一方で、瀬央さんのもうひとつの顔がユーモアです。お茶会はしばしば「漫談会」と称され、登場から数十秒で会場が爆笑に包まれるほど。
参加者から「笑い転げすぎて目に涙が溜まった」という声が上がるほどの話術の持ち主です。
人柄の根っこについて、瀬央さん自身はこう語っています。
「両親が子ども部屋を作らなかったので、家族はいつもリビングに集合。そんな境界線のない家庭で育ったので、大人になった今も周りと線を引かずに接することができるのかもしれない」
この開放的な人間性は、「瀬央とはニュートラルに接することができる」と多くのタカラジェンヌから慕われる理由そのものです。

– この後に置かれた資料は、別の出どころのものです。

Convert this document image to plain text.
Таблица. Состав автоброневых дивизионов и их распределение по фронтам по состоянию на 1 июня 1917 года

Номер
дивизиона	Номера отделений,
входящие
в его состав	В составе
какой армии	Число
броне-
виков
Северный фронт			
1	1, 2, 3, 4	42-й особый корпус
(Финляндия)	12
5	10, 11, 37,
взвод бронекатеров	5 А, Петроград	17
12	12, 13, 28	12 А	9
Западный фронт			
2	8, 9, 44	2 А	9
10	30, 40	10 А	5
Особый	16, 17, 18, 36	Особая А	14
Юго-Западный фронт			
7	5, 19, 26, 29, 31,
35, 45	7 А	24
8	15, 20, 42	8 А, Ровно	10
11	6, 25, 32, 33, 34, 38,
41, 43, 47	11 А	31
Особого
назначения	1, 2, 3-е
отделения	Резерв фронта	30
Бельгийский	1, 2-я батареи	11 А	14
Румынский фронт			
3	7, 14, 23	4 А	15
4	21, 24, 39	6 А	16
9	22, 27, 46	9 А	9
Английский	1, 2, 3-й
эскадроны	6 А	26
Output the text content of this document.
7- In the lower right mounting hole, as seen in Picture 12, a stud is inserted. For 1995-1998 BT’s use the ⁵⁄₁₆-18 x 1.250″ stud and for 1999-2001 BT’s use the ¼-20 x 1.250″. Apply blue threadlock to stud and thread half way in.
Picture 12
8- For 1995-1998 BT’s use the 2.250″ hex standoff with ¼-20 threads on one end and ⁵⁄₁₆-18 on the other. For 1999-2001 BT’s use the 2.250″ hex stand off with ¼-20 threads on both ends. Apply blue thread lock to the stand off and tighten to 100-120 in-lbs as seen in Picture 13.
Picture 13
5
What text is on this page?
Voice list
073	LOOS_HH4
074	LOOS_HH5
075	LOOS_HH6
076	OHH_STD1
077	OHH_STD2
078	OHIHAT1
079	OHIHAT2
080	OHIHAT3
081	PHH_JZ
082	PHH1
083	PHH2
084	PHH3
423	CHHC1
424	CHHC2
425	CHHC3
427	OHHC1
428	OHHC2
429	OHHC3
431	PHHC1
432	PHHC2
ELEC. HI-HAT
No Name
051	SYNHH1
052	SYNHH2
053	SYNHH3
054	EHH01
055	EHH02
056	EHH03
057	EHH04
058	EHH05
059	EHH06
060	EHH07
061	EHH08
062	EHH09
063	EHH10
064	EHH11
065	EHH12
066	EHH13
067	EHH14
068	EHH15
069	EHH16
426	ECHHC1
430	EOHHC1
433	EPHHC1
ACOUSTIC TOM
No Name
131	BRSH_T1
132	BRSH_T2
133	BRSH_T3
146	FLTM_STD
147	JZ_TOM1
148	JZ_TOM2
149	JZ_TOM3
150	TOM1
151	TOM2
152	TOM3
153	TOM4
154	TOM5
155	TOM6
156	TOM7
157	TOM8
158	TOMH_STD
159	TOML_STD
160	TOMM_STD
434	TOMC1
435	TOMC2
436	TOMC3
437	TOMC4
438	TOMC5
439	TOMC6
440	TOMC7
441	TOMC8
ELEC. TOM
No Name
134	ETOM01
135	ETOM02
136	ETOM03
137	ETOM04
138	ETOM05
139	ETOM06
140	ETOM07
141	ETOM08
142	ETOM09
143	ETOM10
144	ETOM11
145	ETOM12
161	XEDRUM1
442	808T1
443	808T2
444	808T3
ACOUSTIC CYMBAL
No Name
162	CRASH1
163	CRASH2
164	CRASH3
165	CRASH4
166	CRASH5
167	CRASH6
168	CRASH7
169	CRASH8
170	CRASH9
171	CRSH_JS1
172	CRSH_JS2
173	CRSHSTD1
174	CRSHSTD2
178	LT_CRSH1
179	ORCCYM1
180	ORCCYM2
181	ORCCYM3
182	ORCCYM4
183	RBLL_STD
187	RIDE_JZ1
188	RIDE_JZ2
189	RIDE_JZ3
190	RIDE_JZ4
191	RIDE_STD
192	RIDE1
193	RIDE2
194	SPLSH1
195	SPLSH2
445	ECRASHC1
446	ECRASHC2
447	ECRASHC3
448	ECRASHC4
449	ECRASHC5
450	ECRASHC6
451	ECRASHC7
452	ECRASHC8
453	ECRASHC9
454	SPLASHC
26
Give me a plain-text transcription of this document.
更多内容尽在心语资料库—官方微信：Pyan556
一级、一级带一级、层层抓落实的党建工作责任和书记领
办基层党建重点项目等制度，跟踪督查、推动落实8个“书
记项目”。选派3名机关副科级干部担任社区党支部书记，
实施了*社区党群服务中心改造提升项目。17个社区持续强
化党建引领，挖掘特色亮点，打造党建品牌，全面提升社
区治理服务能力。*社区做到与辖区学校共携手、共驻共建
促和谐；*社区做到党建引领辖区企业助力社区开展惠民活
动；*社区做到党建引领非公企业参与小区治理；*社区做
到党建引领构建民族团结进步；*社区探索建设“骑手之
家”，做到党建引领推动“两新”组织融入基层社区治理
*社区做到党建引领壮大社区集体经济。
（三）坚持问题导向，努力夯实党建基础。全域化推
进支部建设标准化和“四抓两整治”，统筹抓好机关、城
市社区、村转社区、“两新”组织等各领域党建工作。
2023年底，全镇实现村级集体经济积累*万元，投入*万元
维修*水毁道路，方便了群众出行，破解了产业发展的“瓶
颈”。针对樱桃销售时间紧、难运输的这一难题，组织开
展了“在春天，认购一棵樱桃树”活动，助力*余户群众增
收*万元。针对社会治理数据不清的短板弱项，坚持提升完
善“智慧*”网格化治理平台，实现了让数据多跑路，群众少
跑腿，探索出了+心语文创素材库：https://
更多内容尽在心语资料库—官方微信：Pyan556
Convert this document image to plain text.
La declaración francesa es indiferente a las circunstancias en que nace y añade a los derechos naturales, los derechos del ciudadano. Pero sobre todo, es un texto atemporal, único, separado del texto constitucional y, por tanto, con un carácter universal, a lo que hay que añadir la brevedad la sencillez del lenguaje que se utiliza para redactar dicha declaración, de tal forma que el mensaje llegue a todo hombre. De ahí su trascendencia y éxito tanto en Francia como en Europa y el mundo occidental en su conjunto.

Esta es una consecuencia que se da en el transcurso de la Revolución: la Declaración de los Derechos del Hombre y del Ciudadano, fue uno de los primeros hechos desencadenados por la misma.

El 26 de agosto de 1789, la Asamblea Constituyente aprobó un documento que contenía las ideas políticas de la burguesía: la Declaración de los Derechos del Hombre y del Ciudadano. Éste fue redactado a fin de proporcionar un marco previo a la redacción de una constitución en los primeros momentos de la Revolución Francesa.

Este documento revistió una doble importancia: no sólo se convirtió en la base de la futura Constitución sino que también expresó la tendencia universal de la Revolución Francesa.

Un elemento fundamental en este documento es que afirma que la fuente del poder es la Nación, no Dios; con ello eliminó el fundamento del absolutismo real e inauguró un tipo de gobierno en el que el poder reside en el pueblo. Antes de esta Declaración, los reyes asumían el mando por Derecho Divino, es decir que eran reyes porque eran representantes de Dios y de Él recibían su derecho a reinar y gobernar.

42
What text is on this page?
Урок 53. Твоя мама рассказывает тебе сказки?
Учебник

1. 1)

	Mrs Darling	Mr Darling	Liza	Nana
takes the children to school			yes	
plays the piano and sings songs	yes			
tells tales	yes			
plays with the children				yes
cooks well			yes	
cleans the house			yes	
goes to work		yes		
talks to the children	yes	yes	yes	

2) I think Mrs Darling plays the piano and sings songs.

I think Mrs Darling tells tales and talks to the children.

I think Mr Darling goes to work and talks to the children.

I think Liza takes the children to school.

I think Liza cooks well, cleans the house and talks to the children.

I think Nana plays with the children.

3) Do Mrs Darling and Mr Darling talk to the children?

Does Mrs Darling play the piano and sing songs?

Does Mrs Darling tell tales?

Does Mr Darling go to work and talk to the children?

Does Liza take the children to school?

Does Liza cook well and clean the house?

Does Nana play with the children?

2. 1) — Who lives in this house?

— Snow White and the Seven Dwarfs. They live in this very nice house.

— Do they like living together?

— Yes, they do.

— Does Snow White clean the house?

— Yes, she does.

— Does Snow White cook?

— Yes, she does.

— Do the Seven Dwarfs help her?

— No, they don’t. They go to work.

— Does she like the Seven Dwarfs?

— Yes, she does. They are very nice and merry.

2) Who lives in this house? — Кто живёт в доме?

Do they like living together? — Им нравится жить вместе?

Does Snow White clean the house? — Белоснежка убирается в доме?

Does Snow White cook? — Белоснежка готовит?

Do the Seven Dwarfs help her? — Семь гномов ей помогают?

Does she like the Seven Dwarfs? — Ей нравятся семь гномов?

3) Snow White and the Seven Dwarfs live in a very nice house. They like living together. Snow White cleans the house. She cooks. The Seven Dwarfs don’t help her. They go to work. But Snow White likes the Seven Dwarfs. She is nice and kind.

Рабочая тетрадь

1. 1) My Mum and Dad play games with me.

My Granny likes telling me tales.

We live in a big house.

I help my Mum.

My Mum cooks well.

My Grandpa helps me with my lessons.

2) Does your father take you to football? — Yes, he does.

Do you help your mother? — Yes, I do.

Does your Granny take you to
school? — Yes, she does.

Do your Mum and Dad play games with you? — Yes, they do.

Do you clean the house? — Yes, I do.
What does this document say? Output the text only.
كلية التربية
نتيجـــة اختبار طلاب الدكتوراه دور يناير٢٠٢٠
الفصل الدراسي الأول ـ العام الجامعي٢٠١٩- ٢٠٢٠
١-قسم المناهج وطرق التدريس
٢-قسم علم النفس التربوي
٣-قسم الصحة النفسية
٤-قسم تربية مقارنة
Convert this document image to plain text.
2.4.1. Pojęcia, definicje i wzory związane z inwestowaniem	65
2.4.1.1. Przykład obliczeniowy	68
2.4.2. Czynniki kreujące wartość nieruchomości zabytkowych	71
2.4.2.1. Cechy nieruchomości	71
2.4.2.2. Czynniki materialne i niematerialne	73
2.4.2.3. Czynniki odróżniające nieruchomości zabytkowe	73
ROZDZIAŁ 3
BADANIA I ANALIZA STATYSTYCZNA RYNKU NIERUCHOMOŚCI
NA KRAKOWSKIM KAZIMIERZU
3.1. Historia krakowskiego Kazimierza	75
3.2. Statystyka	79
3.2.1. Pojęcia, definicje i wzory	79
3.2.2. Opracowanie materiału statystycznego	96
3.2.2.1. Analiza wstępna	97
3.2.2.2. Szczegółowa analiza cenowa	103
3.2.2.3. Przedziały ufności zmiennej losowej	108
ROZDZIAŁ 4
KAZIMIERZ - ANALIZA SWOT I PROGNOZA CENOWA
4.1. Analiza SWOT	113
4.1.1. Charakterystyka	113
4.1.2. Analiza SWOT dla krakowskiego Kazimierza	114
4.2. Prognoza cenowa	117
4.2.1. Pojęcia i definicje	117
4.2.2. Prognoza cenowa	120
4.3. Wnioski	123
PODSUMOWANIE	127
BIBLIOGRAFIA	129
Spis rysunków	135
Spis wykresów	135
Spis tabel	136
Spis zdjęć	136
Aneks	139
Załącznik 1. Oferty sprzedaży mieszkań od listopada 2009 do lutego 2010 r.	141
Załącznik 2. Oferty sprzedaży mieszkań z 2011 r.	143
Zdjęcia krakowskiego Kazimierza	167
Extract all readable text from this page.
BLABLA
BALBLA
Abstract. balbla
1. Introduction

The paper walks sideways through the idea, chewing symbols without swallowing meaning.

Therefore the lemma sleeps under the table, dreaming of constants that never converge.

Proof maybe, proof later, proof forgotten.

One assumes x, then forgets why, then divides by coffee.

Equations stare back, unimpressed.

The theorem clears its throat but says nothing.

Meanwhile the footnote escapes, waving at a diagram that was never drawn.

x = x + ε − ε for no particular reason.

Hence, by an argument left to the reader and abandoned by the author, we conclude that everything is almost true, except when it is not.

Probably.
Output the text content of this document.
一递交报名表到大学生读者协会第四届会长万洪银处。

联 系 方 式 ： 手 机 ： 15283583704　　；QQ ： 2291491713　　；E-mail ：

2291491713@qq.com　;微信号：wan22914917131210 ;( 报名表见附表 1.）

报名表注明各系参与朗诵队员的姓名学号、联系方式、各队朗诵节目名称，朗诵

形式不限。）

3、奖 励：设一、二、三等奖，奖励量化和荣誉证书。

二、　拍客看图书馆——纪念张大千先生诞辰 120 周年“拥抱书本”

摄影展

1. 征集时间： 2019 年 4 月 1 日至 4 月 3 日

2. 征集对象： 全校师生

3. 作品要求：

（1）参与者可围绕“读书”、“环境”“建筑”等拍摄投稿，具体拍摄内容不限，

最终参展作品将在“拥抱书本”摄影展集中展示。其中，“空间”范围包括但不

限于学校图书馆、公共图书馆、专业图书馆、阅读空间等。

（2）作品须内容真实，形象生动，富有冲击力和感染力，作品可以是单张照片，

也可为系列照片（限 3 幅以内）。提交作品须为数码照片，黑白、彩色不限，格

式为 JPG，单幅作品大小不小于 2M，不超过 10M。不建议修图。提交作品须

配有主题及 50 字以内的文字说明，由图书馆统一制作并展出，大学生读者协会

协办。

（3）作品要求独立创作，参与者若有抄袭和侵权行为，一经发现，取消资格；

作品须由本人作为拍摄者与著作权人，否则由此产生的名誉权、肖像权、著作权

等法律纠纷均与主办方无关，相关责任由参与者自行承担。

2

まとめ|遅咲きの苦労人が雪組2番手へ。瀬央ゆりあの魅力はこれからが本番
改めて瀬央ゆりあさんのプロフィールを振り返ると、172cmの長身、本名・天野直美、誕生日は6月15日(推定年齢36〜38歳)、血液型B型。
95期生として入団成績45人中40番からスタートし、現在は雪組2番手男役という輝かしいキャリアが浮かび上がります。
入団時の成績や新人公演の遅い抜擢など、決して順風満帆とは言えない道のりを歩んできた瀬央ゆりあさん。
しかしその深みのある歌唱力と、誰をも引きつける人柄、そして「腐らず」に努力を積み重ねてきた姿勢が、いまの輝きを作り上げました。
雪組という新天地で、朝美絢さんとともに新章を刻んでいる瀬央ゆりあさん。これからの活躍から、ますます目が離せません。